Thursday, November 09, 2006

Collective punishment in Gaza

Under the Geneva Convention on the rules of war, it is expressly forbidden for armies to impose a collective punishment on people who are not involved in the combat. The destruction of people’s property is also banned. You will not be surprised to learn that Israel does not believe that these conventions apply to them when it comes to their treatment of the Palestinians. How else can you explain the massacre of 19 civilians, including seven children, by artillery fire in the town of Beit Hanoun? How else can you justify the uprooting of olive groves and the levelling of homes for "security" reasons? How else can you understand the killing of more than 350 Palestinians in Gaza in the past five months, including unarmed women shot down in cold blood? Or the destruction of the area’s power stations? Whatever the mealy-mouthed Israeli government’s spokespeople say, this is nothing less than the collective punishment of a people who have resisted the attempt to destroy their aspirations to self-determination and statehood. It is the punishment of a people who dared to choose Hamas in free elections. Israel’s barbaric actions in Gaza follow the collective punishment of the Lebanese people recently through the destruction of their homes, schools, petrol stations, roads and bridges.
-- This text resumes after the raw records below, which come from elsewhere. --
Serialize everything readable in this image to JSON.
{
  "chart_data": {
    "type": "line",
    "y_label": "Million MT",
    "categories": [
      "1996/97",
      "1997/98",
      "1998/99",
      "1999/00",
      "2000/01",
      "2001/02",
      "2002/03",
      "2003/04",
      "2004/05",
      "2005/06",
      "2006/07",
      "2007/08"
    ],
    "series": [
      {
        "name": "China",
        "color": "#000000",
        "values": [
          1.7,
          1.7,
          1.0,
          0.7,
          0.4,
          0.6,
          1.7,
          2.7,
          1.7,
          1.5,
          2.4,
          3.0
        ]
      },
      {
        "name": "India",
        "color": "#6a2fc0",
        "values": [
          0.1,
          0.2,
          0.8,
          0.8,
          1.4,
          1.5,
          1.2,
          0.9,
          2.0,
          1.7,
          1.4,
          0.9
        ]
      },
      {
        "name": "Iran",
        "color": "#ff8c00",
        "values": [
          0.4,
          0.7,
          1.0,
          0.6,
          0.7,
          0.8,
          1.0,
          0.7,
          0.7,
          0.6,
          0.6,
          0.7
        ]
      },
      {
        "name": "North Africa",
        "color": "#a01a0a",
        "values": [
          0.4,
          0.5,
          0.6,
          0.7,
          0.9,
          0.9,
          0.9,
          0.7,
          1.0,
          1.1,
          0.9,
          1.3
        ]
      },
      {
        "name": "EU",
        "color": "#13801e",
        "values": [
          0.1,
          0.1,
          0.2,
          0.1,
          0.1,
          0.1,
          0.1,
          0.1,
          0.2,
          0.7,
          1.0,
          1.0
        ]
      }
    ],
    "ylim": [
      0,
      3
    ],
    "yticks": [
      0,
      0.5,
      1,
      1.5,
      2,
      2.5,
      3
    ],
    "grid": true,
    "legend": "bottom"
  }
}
For sure, Israel did not invent the idea of collective punishment. It was first conceived by US General Sherman in the American civil war, as a method for punishing the South’s rebellion. Nazi forces were responsible for countless collective punishments in occupied Europe and the British deployed these methods in Kenya and the Americans in Vietnam. It is a cruel irony that a state ostensibly founded to protect a people who were the victims of pogroms and the gas chambers adopts the language and some of the methods of their former oppressors. Building walls to isolate Palestinians, for example, looks remarkably like the construction of a ghetto for a people deemed unsuitable as neighbours. Political Zionism, based as it is on an exclusively nationalist outlook, has reached a dead end as shown by the recent cabinet appointment of the openly racist Avigdor Lieberman. He has called, among other things, for the expulsion of Israeli-born Palestinians. Zehava Galon, who leads the parliamentary wing of the left-wing Meretz, describe his appointment is a "terrorist attack on democracy", comparing Lieberman to contemporary fascist leaders in Austria and France. Only one Labour Party minister resigned from the coalition. The Israeli state has degenerated into a semi-military, corrupt regime that spells danger for its own citizens as well as the Palestinians. Time is clearly ripe for Israeli society to move on from the suffocating nationalism of Kadima, Likhud, Labour and the rest in the quest for a secular state solution that can appeal to both Jews and Palestinians.